Directed by Gore Verbinski, he of The Ring and Pirates of the Caribbean fame, creates a world of starkly unexpected originality. From a script by John Logan, it’s one part kids’ film, one part Chinatown, and one part sophisticated revisionist Western. I never would have thought that was a combination that could be pulled off, let alone this well. Is Rango crowd-pleasing? I’d like to think so. This is a film that’s certainly, for lack of a better term, weird. But it’s also a rather safe kind of weird. It’s not at all alienating in its unexpected strangeness. There’s great energy in its visual wit, in the inventive and spectacularly staged set-pieces that riff on classic Westerns in enjoyable ways while still remaining faithful to the colorful, accessible milieu of its own that is created. This is hardly a film so burdened down with homage that it becomes inaccessible to all but the amateur film scholars in the audience. This is closer in spirit to Tarantino; the references are there if you catch them, but they’re still just a part of a larger entertaining picture.

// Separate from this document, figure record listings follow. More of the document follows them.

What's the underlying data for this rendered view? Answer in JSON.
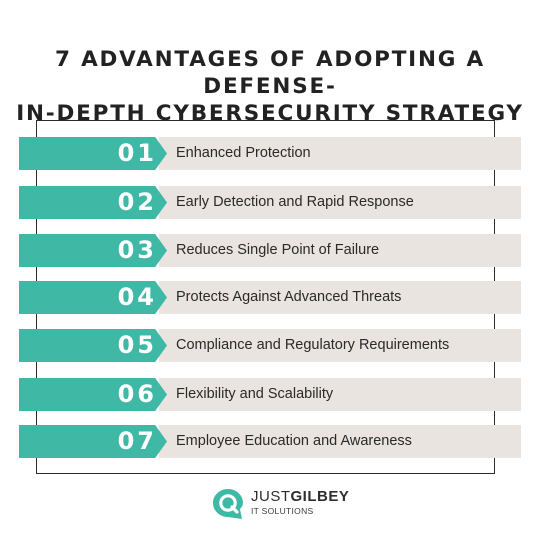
{
  "title": {
    "line1": "7 ADVANTAGES OF ADOPTING A DEFENSE-",
    "line2": "IN-DEPTH CYBERSECURITY STRATEGY"
  },
  "items": [
    {
      "number": "01",
      "label": "Enhanced Protection"
    },
    {
      "number": "02",
      "label": "Early Detection and Rapid Response"
    },
    {
      "number": "03",
      "label": "Reduces Single Point of Failure"
    },
    {
      "number": "04",
      "label": "Protects Against Advanced Threats"
    },
    {
      "number": "05",
      "label": "Compliance and Regulatory Requirements"
    },
    {
      "number": "06",
      "label": "Flexibility and Scalability"
    },
    {
      "number": "07",
      "label": "Employee Education and Awareness"
    }
  ],
  "logo": {
    "brand_just": "JUST",
    "brand_gilbey": "GILBEY",
    "tagline": "IT SOLUTIONS",
    "icon": "speech-bubble-logo-icon"
  },
  "colors": {
    "accent": "#3fb8a6",
    "bar": "#e9e4df",
    "text": "#2a2a2a"
  }
}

There’s also great energy and skill to be found in the hugely entertaining chameleon-like voice performances. It’s a rare animated film that has its big-name voice cast disappear into the texture. Other than the marquee name of Johnny Depp (the film is, after all, being sold as “Johnny Depp is…Rango”), who remains recognizable through his excellent voice work, the cast so thoroughly inhabits their parts that the end credits were a delightful surprise to find out just who had a personality provided by the likes of Isla Fisher, Ned Beatty, Alfred Molina, Abigail Breslin, Stephen Root, Harry Dean Stanton, and Bill Nighy. These aren’t camouflaged star turns. These are specific characters, detailed and quirky in their own specific ways.

The characters are also remarkably ugly, vividly so. The animation, supplied by the special-effects studio Industrial Light and Magic in their first foray into feature length cartooning, is extraordinarily detailed. These are no rounded, soft, appealing prototypes for toys. These are realistically scarred and feathered creatures with ugly lumps and awkward gestures. They’re anthropomorphized, sure. But they’re much more grotesquely animal than we’re used to seeing in films of this type.

Which leads me back to Rango himself. His character is deeply, appealingly peculiar in his fluid identity and in his naked yearning for acceptance at any cost. It turns this enjoyable genre mashup into something a bit deeper, into a story about the power of constructed identity. It’s about, if I may be just a tad highfalutin here, the tension between who we are and what we say we are, a theme that crystallizes in a scene of chilly beauty as a distraught character contemplates committing suicide through a nighttime crossing of a dangerous road while long white-and-red streaks of taillights go soaring by. That’s rather deep stuff for what seems, at least on the surface, to be and is both a raucous Western and a rip-roarin’ animated family film. Indeed, I found the experience to be rather soulful amidst its jagged edges, western tropes, sand-scored scenery, and ugly folks. Much like last March’s How to Train Your Dragon, this is a film that builds its colorful entertainment from emotions instead of solely from flippant commercialism, proving that Pixar isn’t the only American animation company capable of high standards.